Sex could be another factor which influences erythrocyte incorporation. However, few studies have mentioned the sex and sexual maturity. As we know, prepubertal period is an important stage of growth and development, indeed, certain children may develop significantly faster and require more nutrients^[32]. This hypothesis has been proven by Woodhead et al.^[24], who found that erythrocyte incorporation in preadolescent children was significantly greater than other ages, and might also have relationship with sex. In our study, the erythrocyte incorporation of ⁵⁷Fe at 14th day was 19.49% for girls and 18.79% for boys, which were greater not only than those infants^[7] and younger children but also adults^[33]. However, our results in 14th day were still lower than those obtained by Woodhead et al.^[24], most likely because their subjects were given ⁵⁸Fe without food during 2 h but with an additional 60 mL of Kool-Aid and 70 mg of vitamin C, which all have been proved can increase the absorption rate of iron^[34,35]. In addition, the iron intake of boys were more than that of girls, but the absorption and erythrocyte incorporation rates for boys were lower in 28th day, 60th day, and 90th day. We anticipated that this difference might be related to hormonal differences and the puberty level, which was affected by rapid physical growth. Prepubertal girls often need more iron to meet their rapid growth, and this stage of development typically occurs much earlier in girls than boys. Once reaching adolescence, girls tend to need more iron due to menstrual loss, in which females present a high rate of anemia^[36]. Yin et al.^[37] also found a similar phenomenon that the absorption rate of iron was strongly correlated with the level of development, particularly in adolescence. They reported that boys always presented lower values than girls. Therefore, prepubertal girls should begin to increase the intake of iron to avoid the higher risk of iron deficiency and further studies should pay more attention to the iron status and health of preadolescent children.

There are some limitations in this study. Our study used a single-labeled stable isotope technique. Although dual-isotope tracer method which is more accurate and can eliminate the errors caused by gastrointestinal iron loss is used in most investigations, it still has some disadvantages. It requires a sufficient enrichment level in erythrocytes^[38], means more cost for large amount of isotopes were needed, as well as the difficulties associated with sample collection^[13]. In addition, the intravenous administration of stable iron is not suitable for specific populations, such as infants, children and pregnant women, particularly in China. Based on the premise that nearly 80% of the newly absorbed iron will be incorporated into erythrocytes within two weeks^[39,9], single isotope can be used for the determination of iron absorption and utilization after oral administration. This method worked well in iron absorption studies of children and infants^[10], partly because their erythrocyte iron pool is not large and easy to detect^[5]. In the present study, ⁵⁷Fe was selected not only because the administration of isotopes orally usually required a relatively large dose, but also the lower abundance and price. In order to reduce the potential impact of endogenous loss and extend observation time, we increased the administered duration and dose to obtain sufficient in vivo accumulation data to assess changes in abundance over time. Furthermore, it is more easily accepted by children and their families in China than intravenous. So our study can also reflect the iron utilization in the Chinese prepubertal children and provide a reference for further studies to assess the physiological needs of iron.

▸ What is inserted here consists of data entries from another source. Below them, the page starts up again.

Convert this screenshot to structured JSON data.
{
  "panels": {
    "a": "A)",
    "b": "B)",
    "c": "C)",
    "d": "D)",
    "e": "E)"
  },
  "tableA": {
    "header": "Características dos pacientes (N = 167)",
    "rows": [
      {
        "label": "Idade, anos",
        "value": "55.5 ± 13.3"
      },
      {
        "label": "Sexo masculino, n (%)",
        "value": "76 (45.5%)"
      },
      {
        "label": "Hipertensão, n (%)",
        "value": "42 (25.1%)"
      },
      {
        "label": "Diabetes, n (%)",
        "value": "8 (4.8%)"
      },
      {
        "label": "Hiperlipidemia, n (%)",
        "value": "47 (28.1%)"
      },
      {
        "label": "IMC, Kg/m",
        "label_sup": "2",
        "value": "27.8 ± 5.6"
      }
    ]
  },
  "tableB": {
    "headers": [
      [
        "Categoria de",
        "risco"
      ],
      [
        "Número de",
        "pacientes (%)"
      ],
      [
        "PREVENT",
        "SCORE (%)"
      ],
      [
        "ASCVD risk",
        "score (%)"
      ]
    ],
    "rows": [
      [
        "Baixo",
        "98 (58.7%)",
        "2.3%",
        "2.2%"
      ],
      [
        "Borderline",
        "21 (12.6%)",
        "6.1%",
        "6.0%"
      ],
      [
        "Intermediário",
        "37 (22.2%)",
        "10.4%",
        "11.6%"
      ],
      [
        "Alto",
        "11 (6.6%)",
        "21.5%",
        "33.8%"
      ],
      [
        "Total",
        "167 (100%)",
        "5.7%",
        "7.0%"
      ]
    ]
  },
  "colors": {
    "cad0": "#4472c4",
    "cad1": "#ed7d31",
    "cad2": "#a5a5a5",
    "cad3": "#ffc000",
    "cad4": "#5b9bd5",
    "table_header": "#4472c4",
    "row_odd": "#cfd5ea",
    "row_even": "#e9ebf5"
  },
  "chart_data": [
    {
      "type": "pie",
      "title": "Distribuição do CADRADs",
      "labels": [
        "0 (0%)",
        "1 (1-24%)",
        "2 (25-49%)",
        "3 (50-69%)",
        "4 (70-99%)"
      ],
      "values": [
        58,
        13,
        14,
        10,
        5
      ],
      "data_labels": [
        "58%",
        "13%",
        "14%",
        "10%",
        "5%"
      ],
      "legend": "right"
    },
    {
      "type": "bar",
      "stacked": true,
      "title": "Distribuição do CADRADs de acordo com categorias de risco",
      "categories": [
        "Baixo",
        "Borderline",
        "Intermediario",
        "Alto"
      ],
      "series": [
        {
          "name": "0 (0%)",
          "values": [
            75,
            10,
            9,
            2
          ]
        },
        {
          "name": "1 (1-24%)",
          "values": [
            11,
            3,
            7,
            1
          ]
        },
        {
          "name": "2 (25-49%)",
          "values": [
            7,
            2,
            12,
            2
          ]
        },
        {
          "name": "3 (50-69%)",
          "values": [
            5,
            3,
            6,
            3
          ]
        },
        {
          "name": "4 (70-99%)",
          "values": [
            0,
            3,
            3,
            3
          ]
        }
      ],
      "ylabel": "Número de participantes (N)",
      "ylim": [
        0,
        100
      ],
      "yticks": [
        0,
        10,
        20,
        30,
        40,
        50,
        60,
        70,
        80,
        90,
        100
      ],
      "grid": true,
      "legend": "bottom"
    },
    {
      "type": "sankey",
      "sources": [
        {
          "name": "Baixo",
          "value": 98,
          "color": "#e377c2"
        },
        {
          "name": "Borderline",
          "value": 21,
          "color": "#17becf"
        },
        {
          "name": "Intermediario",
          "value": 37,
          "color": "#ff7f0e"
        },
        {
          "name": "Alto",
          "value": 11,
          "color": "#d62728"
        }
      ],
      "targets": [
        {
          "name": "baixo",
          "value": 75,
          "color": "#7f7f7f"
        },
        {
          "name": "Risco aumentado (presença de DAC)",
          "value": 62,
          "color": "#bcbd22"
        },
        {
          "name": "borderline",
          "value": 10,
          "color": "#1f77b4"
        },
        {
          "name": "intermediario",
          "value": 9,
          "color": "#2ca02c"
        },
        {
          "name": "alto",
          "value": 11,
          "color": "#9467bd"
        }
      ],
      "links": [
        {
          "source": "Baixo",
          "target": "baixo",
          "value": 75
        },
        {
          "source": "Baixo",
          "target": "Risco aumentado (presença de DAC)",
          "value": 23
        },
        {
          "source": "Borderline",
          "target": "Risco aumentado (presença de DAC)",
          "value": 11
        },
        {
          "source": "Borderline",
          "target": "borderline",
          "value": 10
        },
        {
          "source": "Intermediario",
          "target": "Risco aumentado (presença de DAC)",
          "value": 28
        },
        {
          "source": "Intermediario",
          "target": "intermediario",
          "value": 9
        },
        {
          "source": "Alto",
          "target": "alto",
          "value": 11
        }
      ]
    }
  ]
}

Our study determined the erythrocyte iron incorporation with a single dose of stable iron in the Chinese prepubertal children within 90 d. We found the erythrocyte incorporation rates of ⁵⁷Fe obtained for girls in 60th day was significantly higher than those obtained for boys. Prepubertal girls should begin to increase the intake of iron to avoid the higher risk of iron deficiency and further studies should pay more attention to the iron status in prepubertal children.

We would like to thank National Institute of Metrology for their excellent technical assistance and advice during this study.

The authors declare that they have no conflict of interest.